Das Produkt kombiniert zwei bewährte Wirkstoffe aus der Gruppe der Sulfonylharnstoffe, um ein breites Wirkungsspektrum gegen wirtschaftlich bedeutende Schaderreger wie den Acker-Fuchsschwanz, den Gemeinen Windhalm sowie verschiedene Trespen- und Rispengras-Arten abzudecken. Gleichzeitig werden wichtige zweikeimblättrige Unkräuter wie Kamille-Arten und die Vogel-Sternmiere zuverlässig miterfasst.
Um eine maximale Kulturverträglichkeit zu gewährleisten, enthält Visovia den integrierten Safener Mefenpyr. Dieser sorgt dafür, dass die herbiziden Wirkstoffe in den zugelassenen Getreidekulturen rasch metabolisiert und unschädlich gemacht werden, während die Schadpflanzen voll getroffen werden. Dies ermöglicht eine flexible Anwendung auch in sensiblen Wachstumsphasen der Kultur.
Wirkstoffe
Wirkungsweise
Die herbizide Wirkung von Visovia basiert auf den beiden aktiven Wirkstoffen Iodosulfuron und Mesosulfuron.
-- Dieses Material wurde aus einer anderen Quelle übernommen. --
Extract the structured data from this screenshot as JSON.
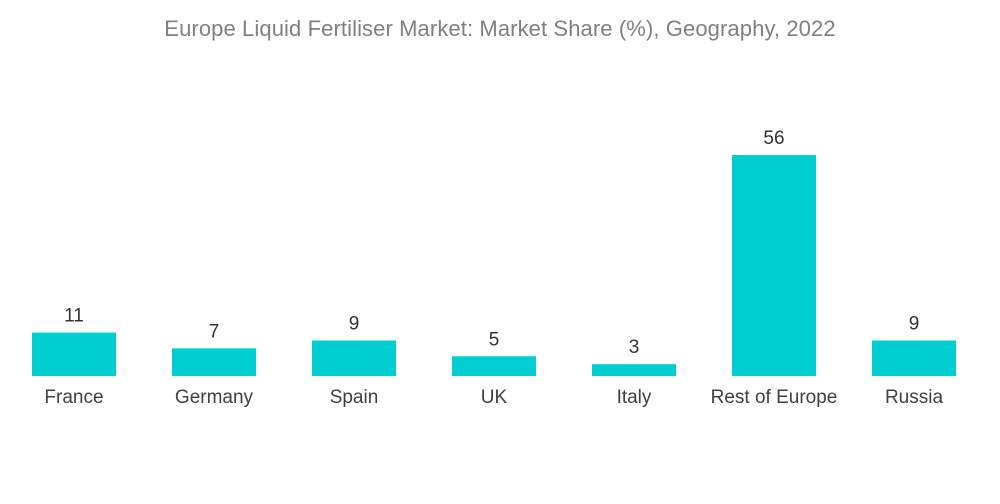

Beide Substanzen gehören zur chemischen Klasse der Sulfonylharnstoffe und sind als ALS-Inhibitoren in die HRAC-Gruppe 2 (ehemals Gruppe B) eingestuft. Sie blockieren das Enzym Acetolactat-Synthase (ALS), welches für die Biosynthese der essenziellen, verzweigtkettigen Aminosäuren Valin, Leucin und Isoleucin in den Pflanzen unerlässlich ist. Nach der Aufnahme über das Blattwerk und teilweise über die Wurzeln werden die Wirkstoffe systemisch in der Schadpflanze transportiert und akkumulieren in den meristematischen Geweben. Der Wachstumsstopp der empfindlichen Schaderreger setzt bereits wenige Stunden nach der Behandlung ein. In den folgenden Tagen zeigen sich typische Symptome wie Chlorosen, Nekrosen der Herzblätter und schließlich das vollständige Absterben der Unkräuter. Der enthaltene Safener Mefenpyr-diethyl stimuliert selektiv in den Kulturpflanzen den Abbau der Herbizidwirkstoffe über das pflanzeneigene Cytochrom-P450-System, wodurch die Kultur vor phytotoxischen Schäden geschützt wird.
Resistenzmanagement
Da beide herbiziden Wirkstoffe in Visovia dem gleichen Wirkungsmechanismus (HRAC-Gruppe 2) angehören, besteht bei einseitiger Anwendung ein hohes Risiko für die Selektion resistenter Biotypen, insbesondere bei Acker-Fuchsschwanz und Weidelgras-Arten. Um der Resistenzbildung aktiv entgegenzuwirken, sollte Visovia stets in ein integriertes Pflanzenschutzkonzept eingebunden werden. Dies umfasst den Wechsel mit Herbiziden anderer Wirkstoffklassen (z. B. HRAC-Gruppe 15 oder 3) in der Fruchtfolge sowie pflanzenbauliche Maßnahmen wie eine abwechslungsreiche Fruchtfolge, angepasste Aussaattermine und mechanische Bodenbearbeitung.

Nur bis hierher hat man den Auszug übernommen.